If you buy the mini van, don't ever show up at a job with brand new work boots and tools that still have the harbor freight price tag on them. Just kidding.... but the point is about credibility. 

I know your work speaks for itself, but there will be plenty of potential clients that will never get a chance to see your work if they size you up as a newbie working out of mom's car,

Get the ranger


----------



## madmax718 (Dec 7, 2012)

If you work in more urban areas, a minivan is fine. Does it make a difference in appearance? Kinda. Sorta. Not really. 

Minivan is also very discreet. black out the rear windows and the side windows, and your pretty incognito.


----------



## cedarboarder (Mar 30, 2015)

still havnt gotten a new truck. 
both the mini van and ranger are to small for me. 

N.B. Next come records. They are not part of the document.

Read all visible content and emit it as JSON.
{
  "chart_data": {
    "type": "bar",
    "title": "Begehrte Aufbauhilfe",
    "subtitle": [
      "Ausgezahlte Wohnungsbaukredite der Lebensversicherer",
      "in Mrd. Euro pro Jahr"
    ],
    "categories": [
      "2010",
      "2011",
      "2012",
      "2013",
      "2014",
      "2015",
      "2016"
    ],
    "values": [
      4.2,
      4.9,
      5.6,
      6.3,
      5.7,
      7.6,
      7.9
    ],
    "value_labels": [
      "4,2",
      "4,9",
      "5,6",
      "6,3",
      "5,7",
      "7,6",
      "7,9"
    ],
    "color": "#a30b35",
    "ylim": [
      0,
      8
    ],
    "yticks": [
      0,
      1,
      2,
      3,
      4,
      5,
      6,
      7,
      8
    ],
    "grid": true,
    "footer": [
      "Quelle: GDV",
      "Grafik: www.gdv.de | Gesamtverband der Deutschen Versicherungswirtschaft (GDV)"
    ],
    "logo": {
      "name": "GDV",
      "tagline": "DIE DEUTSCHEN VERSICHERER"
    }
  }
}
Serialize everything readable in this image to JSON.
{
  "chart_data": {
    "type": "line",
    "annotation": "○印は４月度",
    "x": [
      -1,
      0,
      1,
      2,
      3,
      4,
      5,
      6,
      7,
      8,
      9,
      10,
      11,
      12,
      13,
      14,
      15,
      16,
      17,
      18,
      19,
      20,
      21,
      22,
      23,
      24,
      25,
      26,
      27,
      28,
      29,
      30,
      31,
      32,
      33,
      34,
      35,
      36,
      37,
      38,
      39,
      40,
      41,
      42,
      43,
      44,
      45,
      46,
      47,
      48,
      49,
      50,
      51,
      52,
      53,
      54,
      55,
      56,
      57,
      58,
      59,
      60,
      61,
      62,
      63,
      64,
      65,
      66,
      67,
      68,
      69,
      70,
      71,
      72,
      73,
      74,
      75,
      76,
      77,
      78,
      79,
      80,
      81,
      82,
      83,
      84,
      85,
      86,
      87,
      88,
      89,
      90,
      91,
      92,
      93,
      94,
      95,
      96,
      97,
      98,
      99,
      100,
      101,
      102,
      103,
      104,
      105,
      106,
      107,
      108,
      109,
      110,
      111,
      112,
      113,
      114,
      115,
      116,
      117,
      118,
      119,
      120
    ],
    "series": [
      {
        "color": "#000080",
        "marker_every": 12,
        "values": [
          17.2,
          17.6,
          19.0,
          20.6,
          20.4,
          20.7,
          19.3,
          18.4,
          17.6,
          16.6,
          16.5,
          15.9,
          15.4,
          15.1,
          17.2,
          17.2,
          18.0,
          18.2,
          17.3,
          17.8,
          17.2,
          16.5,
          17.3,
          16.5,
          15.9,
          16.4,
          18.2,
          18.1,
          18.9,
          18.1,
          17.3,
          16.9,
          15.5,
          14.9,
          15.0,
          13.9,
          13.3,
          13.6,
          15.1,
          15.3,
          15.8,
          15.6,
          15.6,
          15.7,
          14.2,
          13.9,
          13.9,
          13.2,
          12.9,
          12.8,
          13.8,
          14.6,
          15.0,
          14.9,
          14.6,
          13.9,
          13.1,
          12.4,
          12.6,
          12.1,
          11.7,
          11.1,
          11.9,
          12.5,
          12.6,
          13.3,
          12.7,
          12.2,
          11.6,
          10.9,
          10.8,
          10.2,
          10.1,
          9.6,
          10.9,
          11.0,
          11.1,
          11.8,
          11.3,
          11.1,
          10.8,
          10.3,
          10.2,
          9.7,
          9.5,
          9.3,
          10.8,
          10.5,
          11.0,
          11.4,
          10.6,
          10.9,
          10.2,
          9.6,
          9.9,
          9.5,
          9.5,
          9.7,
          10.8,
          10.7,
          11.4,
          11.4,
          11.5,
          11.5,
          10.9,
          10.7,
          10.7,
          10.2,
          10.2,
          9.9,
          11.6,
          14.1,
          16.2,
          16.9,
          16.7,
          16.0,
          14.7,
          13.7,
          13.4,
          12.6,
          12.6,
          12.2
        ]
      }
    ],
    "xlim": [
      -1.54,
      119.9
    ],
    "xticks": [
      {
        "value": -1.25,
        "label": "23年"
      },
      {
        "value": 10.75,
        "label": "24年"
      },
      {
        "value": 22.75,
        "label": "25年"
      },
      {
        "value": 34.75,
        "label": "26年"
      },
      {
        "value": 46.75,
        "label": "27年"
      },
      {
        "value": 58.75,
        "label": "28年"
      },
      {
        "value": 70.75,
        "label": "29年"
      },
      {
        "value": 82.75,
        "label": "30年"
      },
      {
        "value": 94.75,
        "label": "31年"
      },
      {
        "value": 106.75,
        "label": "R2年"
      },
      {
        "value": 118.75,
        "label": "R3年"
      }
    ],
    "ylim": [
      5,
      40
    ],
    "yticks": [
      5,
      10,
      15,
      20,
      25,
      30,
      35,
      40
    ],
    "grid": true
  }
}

Now the debate on a old guzzling 90-95 F-150 or a new truckish truck that decent on gas.
old F150 
pros 1. more reliable than a new truck, (just a theory I have that new truck are made to break so dealers get more money) 2. easy to work on not much computers and wires in the old girls 3. cheaper initial investment. 4. dont have to worry about dents.
cons. 1. gas guzzler

new truck.
pros, 1. better on gas 2. looks better
cons 1. payments 2. have to worry about denting damaging it. 3. cant work on it have to visit mechanics to plug in to a computer.
Do any of you miss your old F150s?


----------



## m1911 (Feb 24, 2009)

let the guy on youtube do a teardown on it and tell you if it's any good :laughing:


----------



## aptpupil (Jun 12, 2010)

Safety is another pro on a new truck. Buy a used, newer model.


----------



## Defenestrate (Aug 13, 2015)

I miss my chevy astro when I'm crawling on my hands and knees under the topper of my '14 tacoma. 

Furniture repair dude rolled up in a NV2500 to my jobsite today and made me more jealous. 

So, if I had the bucks, I'd be in a van that could carry 1000# day in, day out.


----------